Levi Strauss & Co. is giving away its special sauce.
The blue-jeans behemoth said Tuesday that it plans to reveal its strategies for reducing water use by 96 percent when making denim, so the tactics can be adopted by competitors across the industry. The announcement came on World Water Day, the holiday designated 23 years ago by the United Nations for celebrating the availability of fresh water.
“Water is a critical resource for our business, the planet and people around the globe, but usable supply is becoming increasingly scarce,” Michael Kobori, vice president of sustainability at Levi's, said in a statement. “We’ve long been committed to being water stewards, but realize more needs to be done. We’re setting competition aside and encouraging others to utilize these open source tools.”
Levi's introduced its suite of 21 water-saving methods in 2011, including strategies like buying only sustainable cotton and using less water when finishing and washing denim. Since then, the company has conserved more than 1 billion liters of water. If its techniques were to become industry standard, Levi's estimates they could save 50 billion liters by 2020.
"Making the jeans we wear is a very thirsty business," Brooke Barton, water program director at the nonprofit sustainability group Ceres, told The Huffington Post on Tuesday. "Levi's commitment to open source this technology means that others in the apparel sector have no excuse but to step up their game."
Levi's, whose CEO Chip Bergh famously eschews washing his jeans, said Tuesday that it plans to double-down on its sustainability efforts by 2020, the year many companies have set for overhauls in their supply chains and environmental policies.
By then, the company aims to source 100 percent of its cotton from farms certified by the nonprofit Better Cotton Initiative or from recycled material. Up to 80 percent of all Levi's products will be made with water-saving techniques, trademarked under its Water
The idea of allowing competitors behind the curtain in hopes of fostering higher industry standards isn't new.
As far back as the 1960s, Swedish automaker Volvo invented the three-point seat belt and promptly gave away the design to other manufacturers to make all cars safer -- not just its own.
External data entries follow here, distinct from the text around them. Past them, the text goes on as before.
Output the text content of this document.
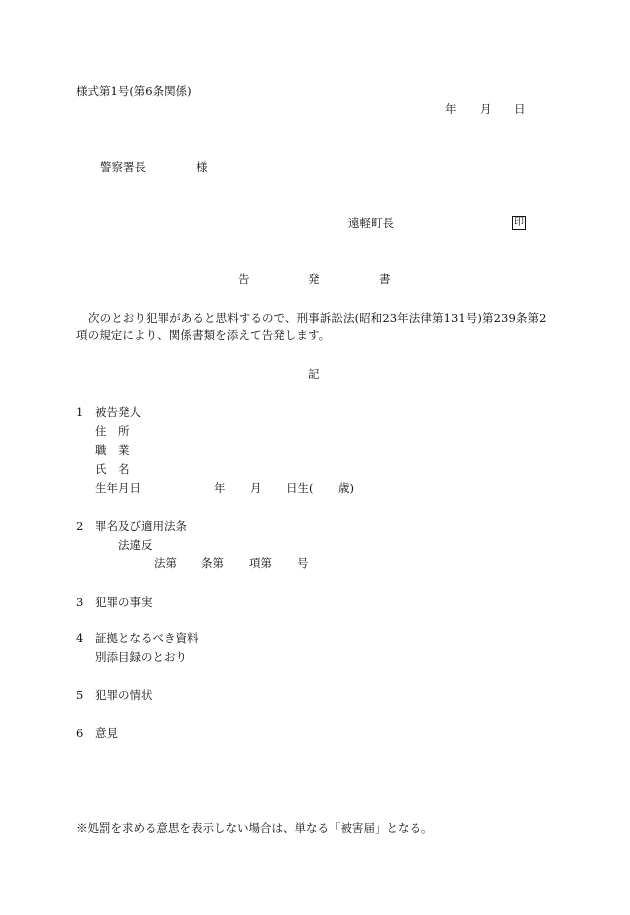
様式第1号(第6条関係)
年 月 日
警察署長	様
遠軽町長	印
告	発	書
次のとおり犯罪があると思料するので、刑事訴訟法(昭和23年法律第131号)第239条第2
項の規定により、関係書類を添えて告発します。
記
1 被告発人
住　所
職　業
氏　名
生年月日	年 月 日生( 歳)
2 罪名及び適用法条
法違反
法第 条第 項第 号
3 犯罪の事実
4 証拠となるべき資料
別添目録のとおり
5 犯罪の情状
6 意見
※処罰を求める意思を表示しない場合は、単なる「被害届」となる。
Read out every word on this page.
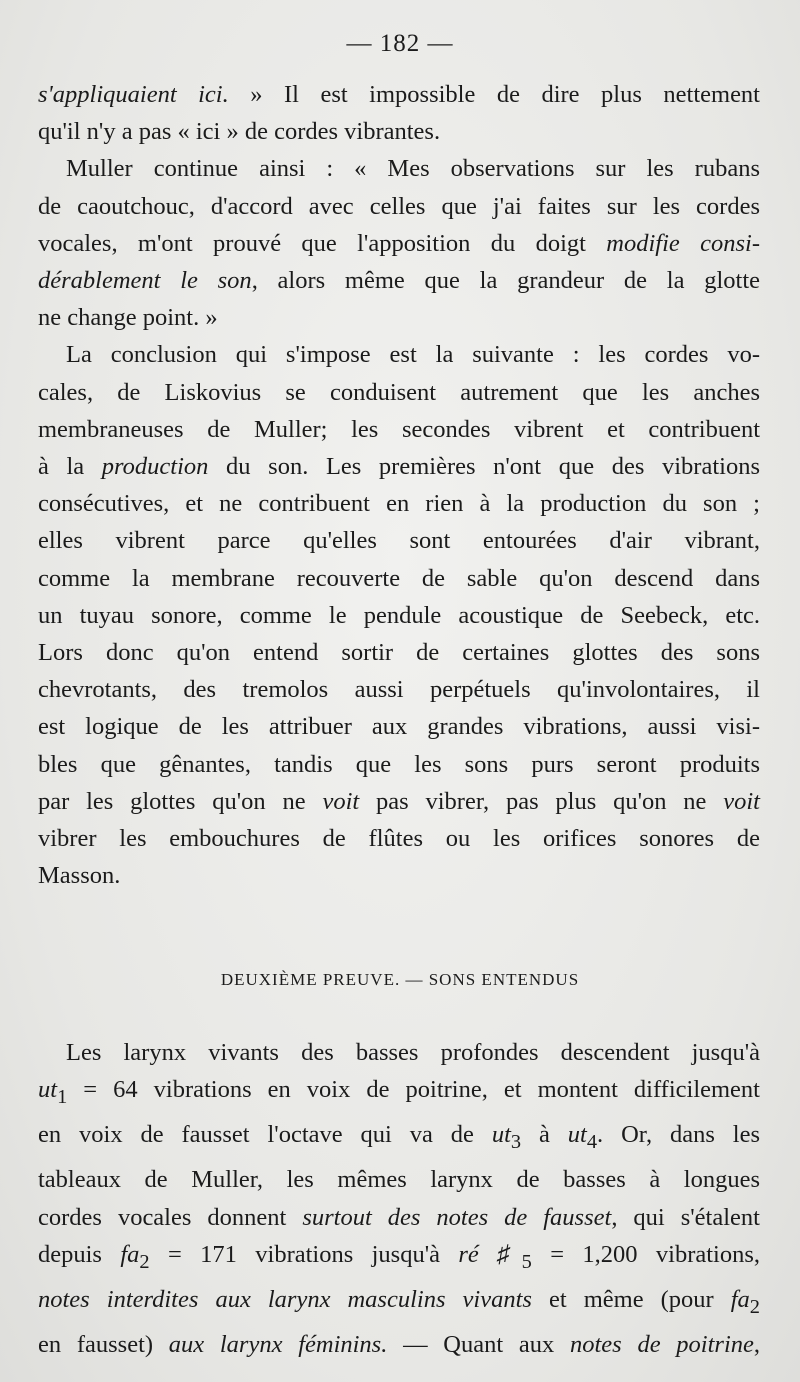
— 182 —
s'appliquaient ici. » Il est impossible de dire plus nettement
qu'il n'y a pas « ici » de cordes vibrantes.
Muller continue ainsi : « Mes observations sur les rubans
de caoutchouc, d'accord avec celles que j'ai faites sur les cordes
vocales, m'ont prouvé que l'apposition du doigt modifie consi-
dérablement le son, alors même que la grandeur de la glotte
ne change point. »
La conclusion qui s'impose est la suivante : les cordes vo-
cales, de Liskovius se conduisent autrement que les anches
membraneuses de Muller; les secondes vibrent et contribuent
à la production du son. Les premières n'ont que des vibrations
consécutives, et ne contribuent en rien à la production du son ;
elles vibrent parce qu'elles sont entourées d'air vibrant,
comme la membrane recouverte de sable qu'on descend dans
un tuyau sonore, comme le pendule acoustique de Seebeck, etc.
Lors donc qu'on entend sortir de certaines glottes des sons
chevrotants, des tremolos aussi perpétuels qu'involontaires, il
est logique de les attribuer aux grandes vibrations, aussi visi-
bles que gênantes, tandis que les sons purs seront produits
par les glottes qu'on ne voit pas vibrer, pas plus qu'on ne voit
vibrer les embouchures de flûtes ou les orifices sonores de
Masson.
DEUXIÈME PREUVE. — SONS ENTENDUS
Les larynx vivants des basses profondes descendent jusqu'à
$ut_1 = 64$ vibrations en voix de poitrine, et montent difficilement
en voix de fausset l'octave qui va de $ut_3$ à $ut_4$. Or, dans les
tableaux de Muller, les mêmes larynx de basses à longues
cordes vocales donnent surtout des notes de fausset, qui s'étalent
depuis $fa_2 = 171$ vibrations jusqu'à ré $♯_5 = 1,200$ vibrations,
notes interdites aux larynx masculins vivants et même (pour $fa_2$
en fausset) aux larynx féminins. — Quant aux notes de poitrine,
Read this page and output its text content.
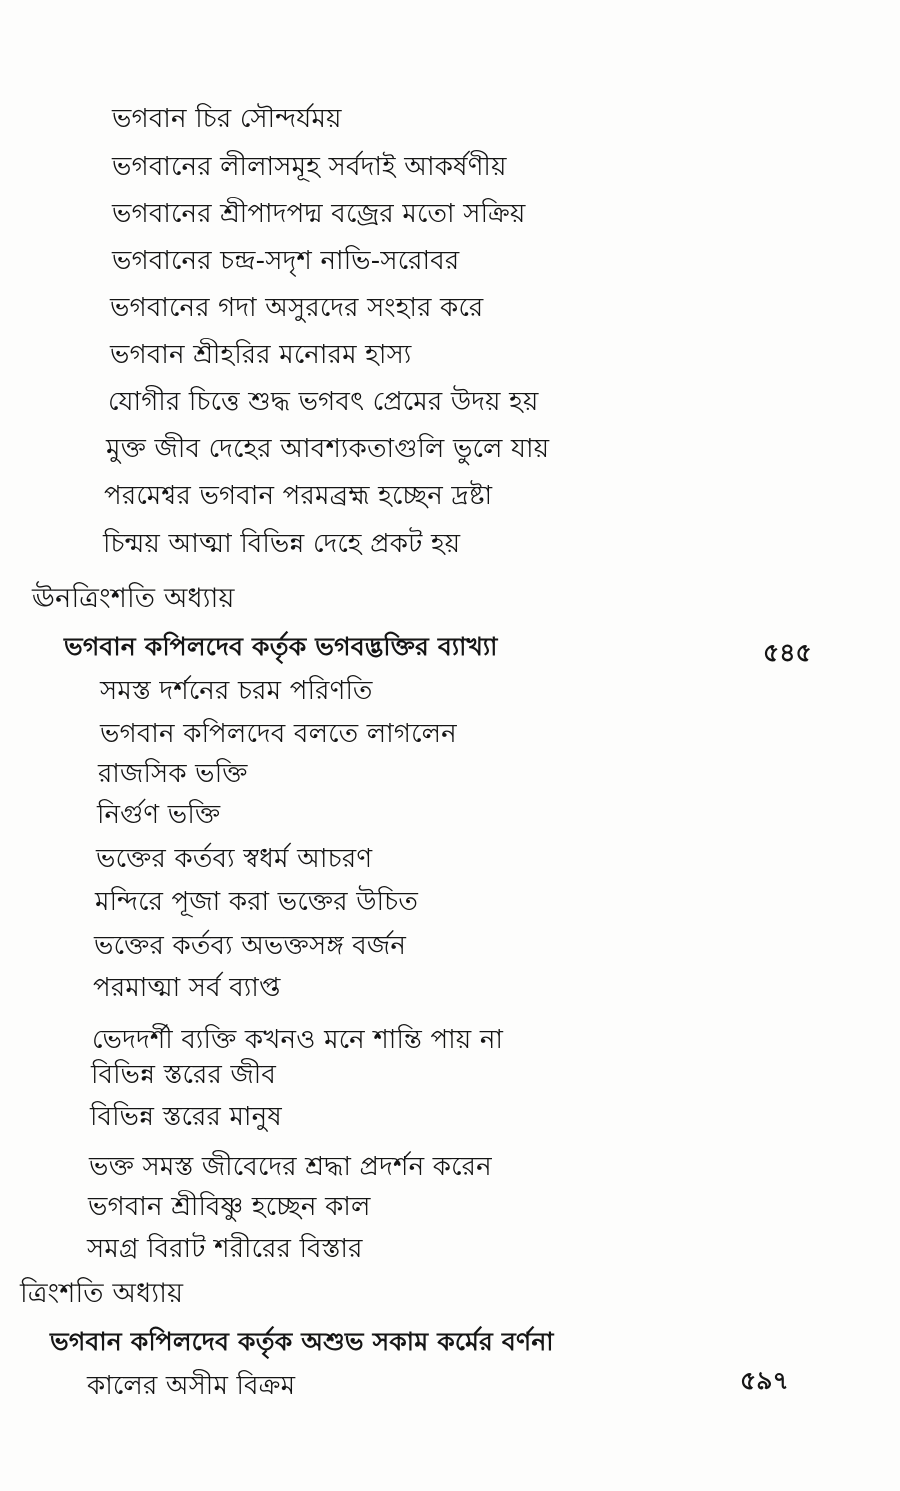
ভগবান চির সৌন্দর্যময়
ভগবানের লীলাসমূহ সর্বদাই আকর্ষণীয়
ভগবানের শ্রীপাদপদ্ম বজ্রের মতো সক্রিয়
ভগবানের চন্দ্র-সদৃশ নাভি-সরোবর
ভগবানের গদা অসুরদের সংহার করে
ভগবান শ্রীহরির মনোরম হাস্য
যোগীর চিত্তে শুদ্ধ ভগবৎ প্রেমের উদয় হয়
মুক্ত জীব দেহের আবশ্যকতাগুলি ভুলে যায়
পরমেশ্বর ভগবান পরমব্রহ্ম হচ্ছেন দ্রষ্টা
চিন্ময় আত্মা বিভিন্ন দেহে প্রকট হয়
ঊনত্রিংশতি অধ্যায়
ভগবান কপিলদেব কর্তৃক ভগবদ্ভক্তির ব্যাখ্যা	৫৪৫
সমস্ত দর্শনের চরম পরিণতি
ভগবান কপিলদেব বলতে লাগলেন
রাজসিক ভক্তি
নির্গুণ ভক্তি
ভক্তের কর্তব্য স্বধর্ম আচরণ
মন্দিরে পূজা করা ভক্তের উচিত
ভক্তের কর্তব্য অভক্তসঙ্গ বর্জন
পরমাত্মা সর্ব ব্যাপ্ত
ভেদদর্শী ব্যক্তি কখনও মনে শান্তি পায় না
বিভিন্ন স্তরের জীব
বিভিন্ন স্তরের মানুষ
ভক্ত সমস্ত জীবেদের শ্রদ্ধা প্রদর্শন করেন
ভগবান শ্রীবিষ্ণু হচ্ছেন কাল
সমগ্র বিরাট শরীরের বিস্তার
ত্রিংশতি অধ্যায়
ভগবান কপিলদেব কর্তৃক অশুভ সকাম কর্মের বর্ণনা
কালের অসীম বিক্রম	৫৯৭
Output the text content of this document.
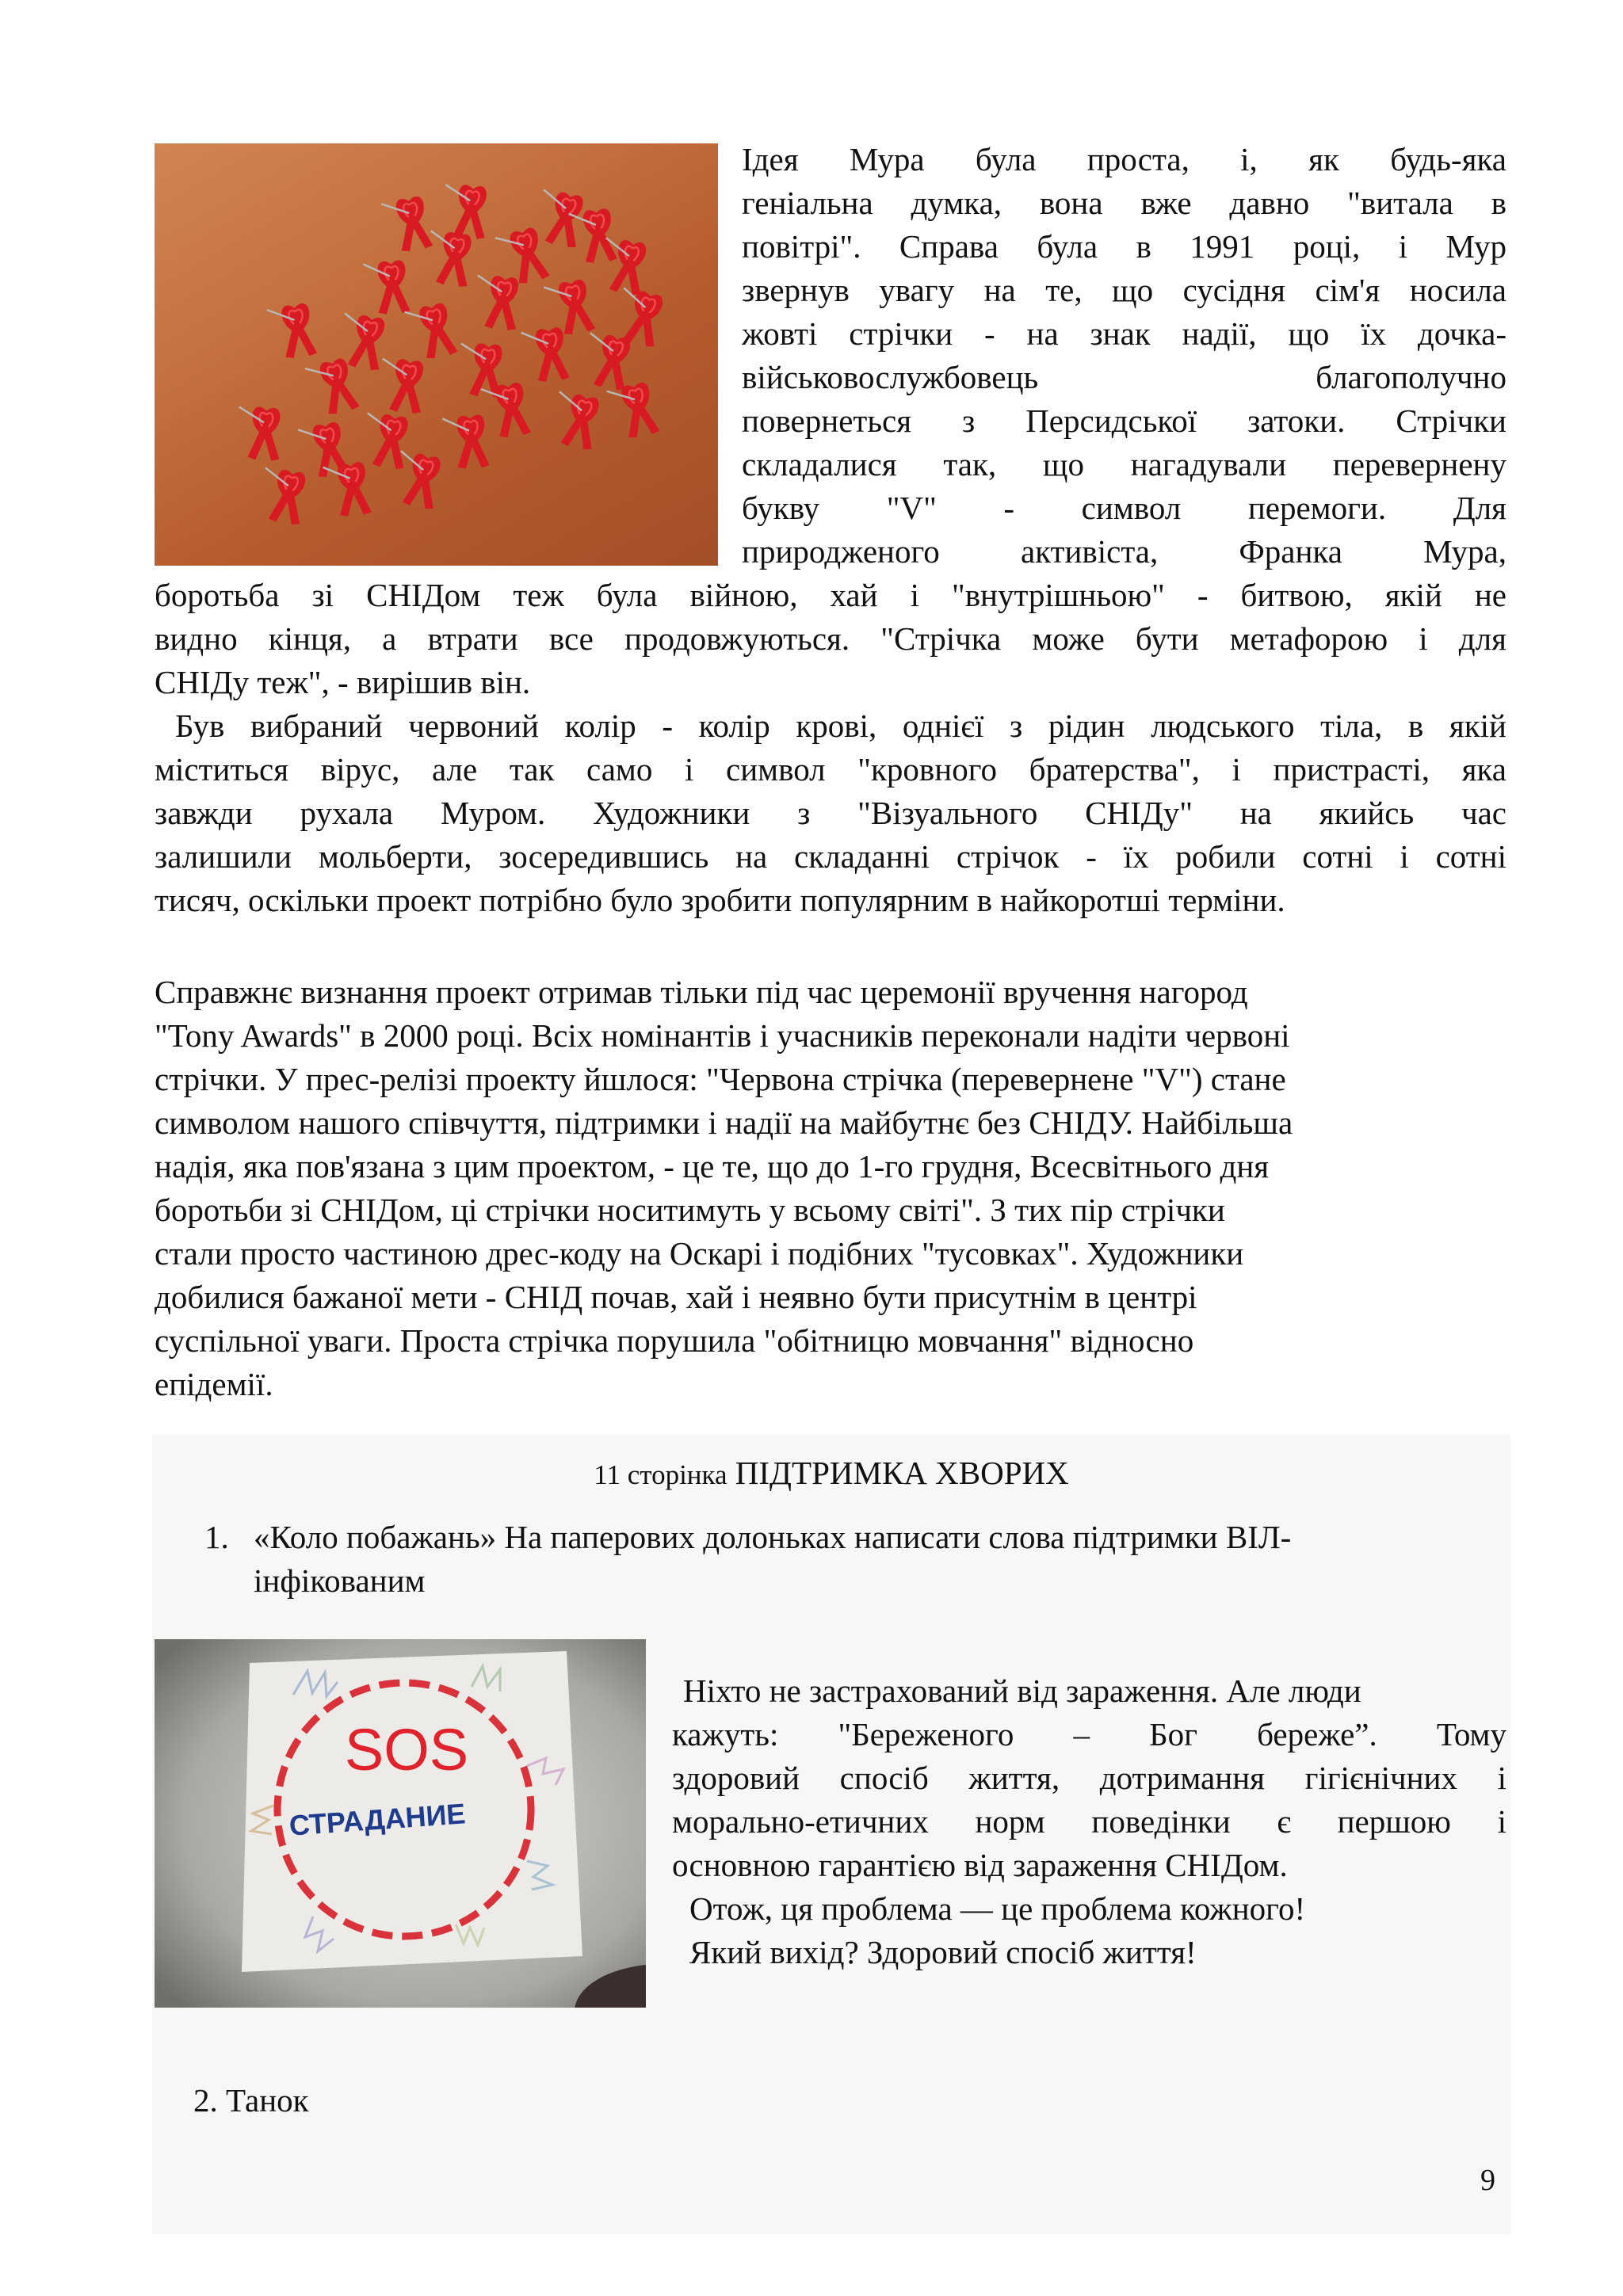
Ідея Мура була проста, і, як будь-яка
геніальна думка, вона вже давно "витала в
повітрі". Справа була в 1991 році, і Мур
звернув увагу на те, що сусідня сім'я носила
жовті стрічки - на знак надії, що їх дочка-
військовослужбовець благополучно
повернеться з Персидської затоки. Стрічки
складалися так, що нагадували перевернену
букву "V" - символ перемоги. Для
природженого активіста, Франка Мура,
боротьба зі СНІДом теж була війною, хай і "внутрішньою" - битвою, якій не
видно кінця, а втрати все продовжуються. "Стрічка може бути метафорою і для
СНІДу теж", - вирішив він.
Був вибраний червоний колір - колір крові, однієї з рідин людського тіла, в якій
міститься вірус, але так само і символ "кровного братерства", і пристрасті, яка
завжди рухала Муром. Художники з "Візуального СНІДу" на якийсь час
залишили мольберти, зосередившись на складанні стрічок - їх робили сотні і сотні
тисяч, оскільки проект потрібно було зробити популярним в найкоротші терміни.
Справжнє визнання проект отримав тільки під час церемонії вручення нагород
"Tony Awards" в 2000 році. Всіх номінантів і учасників переконали надіти червоні
стрічки. У прес-релізі проекту йшлося: "Червона стрічка (перевернене "V") стане
символом нашого співчуття, підтримки і надії на майбутнє без СНІДУ. Найбільша
надія, яка пов'язана з цим проектом, - це те, що до 1-го грудня, Всесвітнього дня
боротьби зі СНІДом, ці стрічки носитимуть у всьому світі". З тих пір стрічки
стали просто частиною дрес-коду на Оскарі і подібних "тусовках". Художники
добилися бажаної мети - СНІД почав, хай і неявно бути присутнім в центрі
суспільної уваги. Проста стрічка порушила "обітницю мовчання" відносно
епідемії.
11 сторінка ПІДТРИМКА ХВОРИХ
1. «Коло побажань» На паперових долоньках написати слова підтримки ВІЛ-
інфікованим
SOS
СТРАДАНИЕ
Ніхто не застрахований від зараження. Але люди
кажуть: "Береженого – Бог береже”. Тому
здоровий спосіб життя, дотримання гігієнічних і
морально-етичних норм поведінки є першою і
основною гарантією від зараження СНІДом.
Отож, ця проблема — це проблема кожного!
Який вихід? Здоровий спосіб життя!
2. Танок
9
More recently, in 2010, Nike released a tool featuring many of its environmental design techniques, for free use by other clothing manufacturers. Three years later, the company folded the tool into a free app called Making that draws data from the Nike Materials Sustainability Index.
In June 2014, Tesla pledged not to sue anyone who used the electric carmaker's patented technology "in good faith," in hopes of cultivating a bigger industry for rechargeable vehicles. The argument was that copycat companies would expand the market, and the rising tide would raise all ships.
Levi's move is less about increasing competition and more about sharing strategies it's already developed. It's a refreshing perspective in a time of water crises.